A diagnosis of “probable LATE” requires a pattern of progressive episodic memory loss, evidence of medial temporal lobe atrophy on MRI, amyloid-negative biomarkers (meaning amyloid-beta pathology is absent or minimal), and tau-negative or tau-minimal biomarkers. If biomarkers are unavailable or inconclusive, a diagnosis of “possible LATE” can be made based on cognitive presentation and imaging alone. These criteria do not require absolute certainty—they provide a probabilistic framework that recognizes the biological reality that most dementia involves mixed pathologies and biomarkers are imperfect measures. The practical implication is that a person presenting with progressive memory loss and hippocampal atrophy can now be evaluated with biomarker testing (blood tests or CSF studies) and brain imaging to determine whether amyloid and tau are present. If they are absent or minimal, and TDP-43 is elevated in biomarkers, probable LATE can be diagnosed. This allows for more accurate prognostication, better-informed family discussions, and potentially better matching of patients to clinical trials of TDP-43-targeted therapies when they become available.

The Prevalence Epidemic—Why LATE Is Far More Common Than Most People Realize

Among people aged 85 and older, approximately one in three has LATE. In the 90+ age group, prevalence rises to one in three or higher. These are staggering numbers, yet LATE remains largely unknown among the general public and many primary care physicians. The reason is partly historical: LATE was not formally characterized until 2011 and did not gain widespread clinical attention until several years later. Many older adults with LATE were diagnosed with Alzheimer’s disease instead, either because that was all the diagnostic tools could confirm at the time, or because true Alzheimer’s pathology was also present.

The co-pathology picture is equally striking. Approximately 50 percent of people with Alzheimer’s disease neuropathology also have concurrent LATE pathology. This means that half of dementia patients with confirmed amyloid and tau also have TDP-43 accumulation. For clinical practice, this translates to a substantial proportion of dementia patients who would not fully respond to anti-amyloid drugs, because their cognitive decline is driven partly by TDP-43 pathology untouched by those medications. As the U.S. population continues to age and more people reach the 85+ age group, the absolute number of people with LATE will increase substantially, making diagnosis and differentiation from Alzheimer’s increasingly important for clinical practice.

Conclusion

LATE dementia and Alzheimer’s disease are distinct biological entities that share superficial similarities in clinical presentation but require fundamentally different treatment approaches.
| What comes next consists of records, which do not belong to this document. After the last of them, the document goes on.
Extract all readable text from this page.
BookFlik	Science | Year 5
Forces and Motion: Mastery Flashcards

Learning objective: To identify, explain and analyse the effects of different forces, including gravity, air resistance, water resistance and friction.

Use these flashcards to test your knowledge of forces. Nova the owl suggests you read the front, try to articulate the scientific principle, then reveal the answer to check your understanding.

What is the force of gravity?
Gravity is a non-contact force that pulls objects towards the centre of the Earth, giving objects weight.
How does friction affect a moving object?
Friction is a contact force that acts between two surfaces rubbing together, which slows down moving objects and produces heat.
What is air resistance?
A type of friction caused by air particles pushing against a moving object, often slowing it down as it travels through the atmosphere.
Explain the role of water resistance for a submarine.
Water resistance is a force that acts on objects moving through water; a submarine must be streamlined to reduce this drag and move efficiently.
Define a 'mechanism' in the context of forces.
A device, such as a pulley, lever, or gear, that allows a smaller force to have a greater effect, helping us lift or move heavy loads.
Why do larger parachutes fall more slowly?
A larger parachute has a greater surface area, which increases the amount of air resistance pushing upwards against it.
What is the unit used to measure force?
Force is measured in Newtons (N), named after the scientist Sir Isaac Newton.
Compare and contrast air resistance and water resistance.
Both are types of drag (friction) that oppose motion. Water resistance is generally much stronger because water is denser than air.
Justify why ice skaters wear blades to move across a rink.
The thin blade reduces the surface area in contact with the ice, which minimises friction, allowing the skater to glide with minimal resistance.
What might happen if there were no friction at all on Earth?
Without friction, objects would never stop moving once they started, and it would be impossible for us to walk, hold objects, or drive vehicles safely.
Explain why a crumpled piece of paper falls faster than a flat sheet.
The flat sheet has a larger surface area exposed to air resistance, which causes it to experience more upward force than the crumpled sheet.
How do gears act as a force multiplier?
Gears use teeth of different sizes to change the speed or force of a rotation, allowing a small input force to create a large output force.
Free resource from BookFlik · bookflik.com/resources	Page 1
Both cause progressive memory loss anchored in medial temporal lobe damage, and both strike primarily in the oldest age groups. However, LATE is driven by TDP-43 pathology localized to limbic structures, while Alzheimer’s is driven by amyloid-beta and tau spreading diffusely through the cortex. Current anti-amyloid medications effectively target Alzheimer’s pathology but are completely ineffective for LATE.

As gene therapy approaches and other TDP-43-specific treatments emerge from research pipelines, the importance of accurate diagnosis becomes clear: a patient with pure LATE given only anti-amyloid drugs will not benefit from treatments that target the wrong pathology. For patients and families, the path forward involves three key actions. First, understand that memory loss in an older adult warrants evaluation for the underlying pathology driving it—Alzheimer’s, LATE, mixed pathology, or one of several other possible causes. Second, advocate for biomarker testing and structural imaging if a dementia diagnosis is made; the new 2025 criteria provide a framework for accurate LATE diagnosis that was unavailable just months ago. Third, stay informed about emerging LATE-specific treatments and consider clinical trial participation if appropriate, because the next generation of dementia medications will be tailored to specific pathologies rather than administered based on symptoms alone.